Without national standards, we’ve inadvertently fostered the development of a patchwork quilt of state, regional and local standards that for the most part, make the marketing of all but the least effective, ‘lowest common denominator’ type products impossible on a national basis. This de facto national system of stormwater standards is built on so many layers of duplicated effort that it boggles the mind to think about the waste and inefficiency involved. (Think of the incredible things that could be accomplished with the funds that would be freed up if local governments could extricate themselves from the standards business.) The ‘quilt’ is made up of overlapping, inconsistent and often conflicting standards, even across adjacent city and county lines and most of them involve an ‘approved’ products list that is rarely updated and has no ‘backdoor’ for the timely approval of innovative systems. It’s obvious why the limited range of stormwater products that is available to us nationally is as anemic as it is.
Limited regional verification programs and approved testing protocols are counterproductive.
Developed to operate in the vacuum created by the lack of national standards and a nationally recognized verification program, state and regional verification programs do their best to fill regional needs. Their efforts are well-meant, but they deeply complicate the matter of getting a new product to market nationally. Testing goals, methods and protocols aren’t consistent from program to program and they are only accepted on a limited basis, typically only by jurisdictions within the same or nearby states. Given the disdain with which laboratory testing is generally held, which is a result of early stormwater industry history, the primary verification approach is field testing. Valuable, but extremely limited in the ability to extrapolate likely results in locations other than the one in which the testing was done, these tests are extremely expensive and generally require up to two years to complete. A manufacturer considering taking a product to market may face a year of travelling and negotiation to get these verification processes going, and must engage in at least six separate programs scattered across the country. The typical cost of verification in each region is likely to be $200,000 to $500,000. Do the math, and then factor in the cost of waiting another two years for the results. Can we really wait that long to get new methods and materials into play in a market desperate for better, more cost-effective answers? Is this really a path we can reasonably expect innovators and manufacturers to take?

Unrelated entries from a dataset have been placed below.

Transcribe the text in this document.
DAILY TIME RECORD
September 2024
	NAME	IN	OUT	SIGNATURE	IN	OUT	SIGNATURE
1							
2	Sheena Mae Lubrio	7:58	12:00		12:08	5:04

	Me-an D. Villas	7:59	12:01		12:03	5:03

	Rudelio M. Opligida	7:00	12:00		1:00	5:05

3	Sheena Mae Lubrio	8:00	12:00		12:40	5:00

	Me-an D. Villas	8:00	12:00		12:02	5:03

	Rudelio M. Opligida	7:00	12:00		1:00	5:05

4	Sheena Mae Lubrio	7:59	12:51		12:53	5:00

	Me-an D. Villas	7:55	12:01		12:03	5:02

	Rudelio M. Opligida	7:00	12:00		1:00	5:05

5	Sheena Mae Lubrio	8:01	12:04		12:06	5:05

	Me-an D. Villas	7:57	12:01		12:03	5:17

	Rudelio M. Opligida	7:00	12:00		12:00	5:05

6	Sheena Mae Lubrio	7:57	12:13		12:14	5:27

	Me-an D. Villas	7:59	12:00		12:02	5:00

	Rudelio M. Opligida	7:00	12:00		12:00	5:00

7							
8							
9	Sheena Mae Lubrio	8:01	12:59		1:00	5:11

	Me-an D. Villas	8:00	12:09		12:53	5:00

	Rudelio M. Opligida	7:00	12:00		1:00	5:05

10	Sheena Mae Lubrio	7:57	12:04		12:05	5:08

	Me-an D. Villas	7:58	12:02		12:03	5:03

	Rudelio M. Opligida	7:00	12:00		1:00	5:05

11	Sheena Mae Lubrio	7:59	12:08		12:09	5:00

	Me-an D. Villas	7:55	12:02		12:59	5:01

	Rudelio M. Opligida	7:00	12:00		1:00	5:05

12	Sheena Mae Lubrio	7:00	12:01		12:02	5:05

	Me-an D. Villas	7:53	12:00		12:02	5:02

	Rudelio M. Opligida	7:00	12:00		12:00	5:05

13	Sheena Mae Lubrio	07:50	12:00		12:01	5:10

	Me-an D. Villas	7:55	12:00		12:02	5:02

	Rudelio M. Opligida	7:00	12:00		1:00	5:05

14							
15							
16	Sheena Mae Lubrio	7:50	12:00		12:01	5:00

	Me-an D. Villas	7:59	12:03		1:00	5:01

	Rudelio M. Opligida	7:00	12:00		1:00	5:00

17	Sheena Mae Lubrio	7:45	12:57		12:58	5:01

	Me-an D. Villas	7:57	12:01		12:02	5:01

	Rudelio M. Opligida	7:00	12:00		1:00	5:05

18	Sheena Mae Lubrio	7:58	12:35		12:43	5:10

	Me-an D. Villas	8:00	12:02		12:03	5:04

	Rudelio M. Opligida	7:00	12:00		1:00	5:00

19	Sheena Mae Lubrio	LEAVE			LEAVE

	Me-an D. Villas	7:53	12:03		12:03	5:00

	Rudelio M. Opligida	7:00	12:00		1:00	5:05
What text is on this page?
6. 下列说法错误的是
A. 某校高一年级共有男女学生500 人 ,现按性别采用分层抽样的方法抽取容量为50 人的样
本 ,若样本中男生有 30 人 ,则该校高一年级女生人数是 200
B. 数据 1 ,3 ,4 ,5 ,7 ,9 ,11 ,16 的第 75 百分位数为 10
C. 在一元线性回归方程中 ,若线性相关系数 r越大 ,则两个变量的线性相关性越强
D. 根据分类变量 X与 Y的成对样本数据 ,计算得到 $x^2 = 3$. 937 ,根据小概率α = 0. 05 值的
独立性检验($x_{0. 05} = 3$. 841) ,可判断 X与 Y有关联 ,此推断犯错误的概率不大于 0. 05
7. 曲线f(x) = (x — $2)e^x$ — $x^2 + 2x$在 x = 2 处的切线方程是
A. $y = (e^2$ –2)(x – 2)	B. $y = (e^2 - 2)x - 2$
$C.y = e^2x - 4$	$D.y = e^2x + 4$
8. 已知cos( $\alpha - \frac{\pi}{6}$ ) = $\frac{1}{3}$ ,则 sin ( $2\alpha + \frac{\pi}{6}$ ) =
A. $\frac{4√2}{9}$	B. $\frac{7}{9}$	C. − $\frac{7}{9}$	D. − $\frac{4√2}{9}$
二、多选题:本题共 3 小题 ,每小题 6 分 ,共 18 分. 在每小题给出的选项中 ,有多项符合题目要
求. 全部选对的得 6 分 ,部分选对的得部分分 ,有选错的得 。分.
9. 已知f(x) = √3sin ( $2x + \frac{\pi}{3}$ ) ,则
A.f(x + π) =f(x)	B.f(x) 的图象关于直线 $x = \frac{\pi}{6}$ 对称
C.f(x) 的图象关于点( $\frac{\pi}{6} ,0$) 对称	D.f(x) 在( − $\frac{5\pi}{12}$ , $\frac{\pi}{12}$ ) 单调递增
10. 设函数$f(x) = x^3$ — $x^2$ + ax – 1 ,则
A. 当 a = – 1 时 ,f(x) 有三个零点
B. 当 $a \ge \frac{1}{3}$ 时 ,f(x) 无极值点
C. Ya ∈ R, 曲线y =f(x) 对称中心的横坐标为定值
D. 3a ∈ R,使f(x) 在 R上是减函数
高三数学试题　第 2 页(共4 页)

There are limited, if not non-existent, distribution options for products which require a solutions-oriented sales effort.
For all the reasons we’ve discussed above, and in Part 1 and Part 2 of this series, we have an ‘or equal’ sales culture in the stormwater industry. “I’ve got a product that’ll meet the spec, but I can give it to you at 10% less,” are the words most used in stormwater related sales calls. Effective when selling against line item bid specs for interchangeable parts like geotextile or pipe, it’s not an approach that works when selling solutions, where problems must be identified and answers developed based on an intimate knowledge of the client and of the systems and issues involved. It’s the difference between selling paperclips and customized accounting software. Our marketplace struggles with this approach. If you have a new product to get to market nationally and have the money and time to persevere through the trials and tribulations described in this blog, you’ll get to the marketplace and realize that there are few organizations prepared to sell it. This too must change.
Put yourself in the shoes of the individual or company with a great new idea that could potentially be a ‘game changer’ in helping our country conquer urgent stormwater problems. Would you take on the incredibly frustrating, expensive and time consuming gauntlet described above? In the stormwater industry, change has been resisted at every turn, because we’re not equipped to deal with it. As a result, it’s come rarely, and only in bits and pieces. If we don’t find a way to eliminate the obstacles to change, and specifically to getting industry involved in a competitive battle to develop the better stormwater ‘mousetrap,’ we have very little hope of meeting the challenges we face. The results of our failure will be a plague on our grandchildren if we don’t start making serious progress now.